The pace never slackens and this helps tremendously as the author introduces the twists in the story. This point was more akin to a thriller book as the POV shifts after every chapter as the author builds the tempo and leading up to a fantastic climax. The entire story has a very cinematic feel to it and it is very easy to imagine as a movie which will help when the movie actually releases (though I’m not sure how much similar it will be to the book it since its being helmed by the producers or the Twilight Franchise). The author has a very accessible prose style which helps in portraying the scenario as well as to not overwhelm the reader by the story’s inherent darkness. All these points efficiently convey why it has been getting so many positive reviews.

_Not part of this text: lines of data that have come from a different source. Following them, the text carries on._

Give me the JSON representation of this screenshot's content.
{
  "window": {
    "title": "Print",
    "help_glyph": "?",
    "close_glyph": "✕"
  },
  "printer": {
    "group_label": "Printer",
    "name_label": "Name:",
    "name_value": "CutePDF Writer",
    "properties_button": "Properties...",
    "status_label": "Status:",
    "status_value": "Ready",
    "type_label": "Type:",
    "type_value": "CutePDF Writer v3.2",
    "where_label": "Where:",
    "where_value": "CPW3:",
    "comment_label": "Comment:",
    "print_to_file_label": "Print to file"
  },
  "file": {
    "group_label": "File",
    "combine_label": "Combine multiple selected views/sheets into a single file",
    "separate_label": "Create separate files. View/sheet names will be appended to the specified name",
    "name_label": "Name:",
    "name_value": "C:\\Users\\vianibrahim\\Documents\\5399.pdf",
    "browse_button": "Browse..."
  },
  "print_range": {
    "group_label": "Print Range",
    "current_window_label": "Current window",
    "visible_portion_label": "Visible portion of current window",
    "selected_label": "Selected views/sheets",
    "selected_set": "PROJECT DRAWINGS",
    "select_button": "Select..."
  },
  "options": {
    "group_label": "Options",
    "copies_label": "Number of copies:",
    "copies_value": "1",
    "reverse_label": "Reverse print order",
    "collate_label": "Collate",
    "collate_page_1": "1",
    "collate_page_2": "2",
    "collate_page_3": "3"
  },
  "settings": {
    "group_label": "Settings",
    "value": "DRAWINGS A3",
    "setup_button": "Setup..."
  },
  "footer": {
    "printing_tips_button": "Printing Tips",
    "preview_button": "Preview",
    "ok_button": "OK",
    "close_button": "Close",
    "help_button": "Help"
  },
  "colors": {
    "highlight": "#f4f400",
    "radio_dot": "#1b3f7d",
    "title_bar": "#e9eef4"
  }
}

As much as I liked this book, I have to point out that there was a primary drawback to this story which is that the author only hints at the background of the world and nothing is sufficiently spelled out. One can make out that in the future the East Coast Colonies and West Coast Republic have been fighting a long drawn out war and there will be many more secrets revealed in the future. This can be a deterrent to readers who are looking for explanations. Another factor which irked me was that two crucial story twists hinged entirely on guesses/coincidences and this just went against the character history established so far. For that character to react that way was a bit stretched and in this regards the author fails to truly convince the reader about the direction which the story is taking.
CONCLUSION: An engaging story that is made very accessible by the author’s writing style makes this debut an exciting one. Marie Lu’s Legend will definitely find fans and it will be worth watching what she does in the sequel books. Fans of dystopian & YA fiction will like this new salvo by Marie Lu, check it out if you want to read a good book with interesting characters.